If you change something in the germline, then that change is permanent and would be passed down to future generations. With great power comes great responsibility and it is necessary to control the uses of CRISPR.
The future of gene editing
Okay, so what is CRISPR capable of?
- The first trials involve injecting genetically modified cells directly into tissues or taking cells out, engineering them in the lab, and replacing them.
- It can be used to fix mistakes in the human genome that cause disorders or diseases. It could eliminate diseases that are caused by genetic mutations, such as anaemia, haemophilia, cystic fibrosis, Huntington’s disease, and Duchenne muscular dystrophy.
- CRISPR-Cas9 can theoretically cut out the bad DNA and replace it with good DNA. Scientists have been able to edit HIV out of infected animals and human immune cells. However, it could be making the HIV virus stronger.
- Right now there are some barriers to editing DNA, though deleting mutations seems to work better. It may be a while before this method is available but it has tremendous potential for curing diseases.

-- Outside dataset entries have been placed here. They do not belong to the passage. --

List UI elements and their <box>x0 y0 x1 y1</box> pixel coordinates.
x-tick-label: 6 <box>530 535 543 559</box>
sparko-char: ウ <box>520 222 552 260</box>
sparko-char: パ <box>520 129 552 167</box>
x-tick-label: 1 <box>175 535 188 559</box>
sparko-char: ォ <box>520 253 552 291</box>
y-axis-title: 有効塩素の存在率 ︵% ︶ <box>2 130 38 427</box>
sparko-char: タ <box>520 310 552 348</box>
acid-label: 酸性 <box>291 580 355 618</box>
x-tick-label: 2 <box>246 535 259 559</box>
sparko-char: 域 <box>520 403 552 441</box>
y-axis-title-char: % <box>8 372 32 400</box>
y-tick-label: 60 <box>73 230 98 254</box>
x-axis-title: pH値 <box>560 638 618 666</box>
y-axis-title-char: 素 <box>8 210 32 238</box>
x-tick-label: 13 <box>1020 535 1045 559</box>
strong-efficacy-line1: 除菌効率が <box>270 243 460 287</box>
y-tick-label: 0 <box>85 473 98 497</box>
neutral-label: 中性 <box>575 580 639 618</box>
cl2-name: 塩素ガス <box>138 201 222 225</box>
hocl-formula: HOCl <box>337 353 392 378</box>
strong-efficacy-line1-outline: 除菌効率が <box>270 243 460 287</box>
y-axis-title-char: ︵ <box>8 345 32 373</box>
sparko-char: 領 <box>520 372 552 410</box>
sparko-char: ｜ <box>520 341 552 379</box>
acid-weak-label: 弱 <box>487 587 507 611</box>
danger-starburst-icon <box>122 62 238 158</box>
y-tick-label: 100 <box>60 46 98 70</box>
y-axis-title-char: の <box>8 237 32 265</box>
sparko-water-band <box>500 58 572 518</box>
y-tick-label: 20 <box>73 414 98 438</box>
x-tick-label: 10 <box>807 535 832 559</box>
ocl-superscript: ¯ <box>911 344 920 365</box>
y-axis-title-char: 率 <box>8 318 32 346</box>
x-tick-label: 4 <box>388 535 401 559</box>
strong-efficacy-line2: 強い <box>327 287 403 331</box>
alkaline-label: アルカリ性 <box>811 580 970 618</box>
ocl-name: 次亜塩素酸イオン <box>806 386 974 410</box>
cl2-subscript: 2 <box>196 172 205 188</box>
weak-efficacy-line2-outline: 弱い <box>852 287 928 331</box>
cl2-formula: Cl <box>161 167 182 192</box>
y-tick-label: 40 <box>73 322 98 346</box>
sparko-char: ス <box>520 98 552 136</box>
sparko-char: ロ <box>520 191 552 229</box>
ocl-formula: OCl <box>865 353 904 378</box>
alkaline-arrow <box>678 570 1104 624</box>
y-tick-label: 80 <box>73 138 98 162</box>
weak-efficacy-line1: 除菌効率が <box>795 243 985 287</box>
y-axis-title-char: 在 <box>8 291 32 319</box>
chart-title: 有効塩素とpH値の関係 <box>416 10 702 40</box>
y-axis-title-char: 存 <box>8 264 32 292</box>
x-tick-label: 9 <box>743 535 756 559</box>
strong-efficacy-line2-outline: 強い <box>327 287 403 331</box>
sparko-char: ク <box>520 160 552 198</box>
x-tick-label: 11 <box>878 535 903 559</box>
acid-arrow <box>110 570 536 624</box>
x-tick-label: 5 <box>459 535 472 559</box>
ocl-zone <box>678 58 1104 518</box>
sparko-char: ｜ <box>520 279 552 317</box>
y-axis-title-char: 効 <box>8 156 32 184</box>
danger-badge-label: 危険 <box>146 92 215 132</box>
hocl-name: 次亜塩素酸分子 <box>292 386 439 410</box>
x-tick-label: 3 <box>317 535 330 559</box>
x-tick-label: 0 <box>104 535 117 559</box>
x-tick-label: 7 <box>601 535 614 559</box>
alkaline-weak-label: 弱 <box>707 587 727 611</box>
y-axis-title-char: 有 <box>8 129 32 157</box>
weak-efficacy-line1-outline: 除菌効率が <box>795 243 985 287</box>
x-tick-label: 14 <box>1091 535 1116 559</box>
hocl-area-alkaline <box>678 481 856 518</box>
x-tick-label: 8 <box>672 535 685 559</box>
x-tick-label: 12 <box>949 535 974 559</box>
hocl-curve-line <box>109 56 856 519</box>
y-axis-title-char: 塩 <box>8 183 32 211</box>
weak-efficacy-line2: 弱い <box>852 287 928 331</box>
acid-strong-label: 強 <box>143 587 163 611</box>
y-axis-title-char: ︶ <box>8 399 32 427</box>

CRSIPR is not just a gene editing tool, it can also turn certain genes on and off. For example, you could turn off genes that make cancers grow or being receptive to a virus. It can also scan for a variety of diseases and health problems. For example, it can quickly and cheaply be used to scan a person for the Zika virus.
For crops, you don’t need to introduce any foreign DNA into the plant, it acts like a fast-forwarded version of natural selection, albeit one that is tightly controlled by humans. Plants could be changed to flower and fruit early, matching local weather. You could breed an optimal version of the crop, such as one that has a bigger fruit, is resistant to diseases and frost, etc.
Now on to some of the more science fiction sounding potentials of CRISPR. The future could include eliminating malaria and other diseases from mosquitos and growing human organs in pigs. A project is already underway to bring back the woolly mammoth with CRISPR.
One potential that is raising a lot of ethical concern already is to change embryos permanently. If your baby is predisposed to heart risk or preventing Alzheimer’s disease you could potentially edit it out. People are afraid that this could quickly escalate into people choosing the colour of their child’s eyes or cherrypicking other “desirable” traits for their little ones. Perhaps even aging could be delayed or reversed. Right now, these concerns are in the misty future since CRISPR/CAS9 is not yet as precise as it should be to edit a human embryo for instance. What you want is a tool that can cut precisely no less than 100% of the time. Simply put, there is no room for error when attempting to edit a human genome — if it will ever happen.
Even before the CRISPR technology becomes so mature it can be reliably used on humans, we need to develop a code of ethics that regulates its use. This is a discovery that could change everything, after all.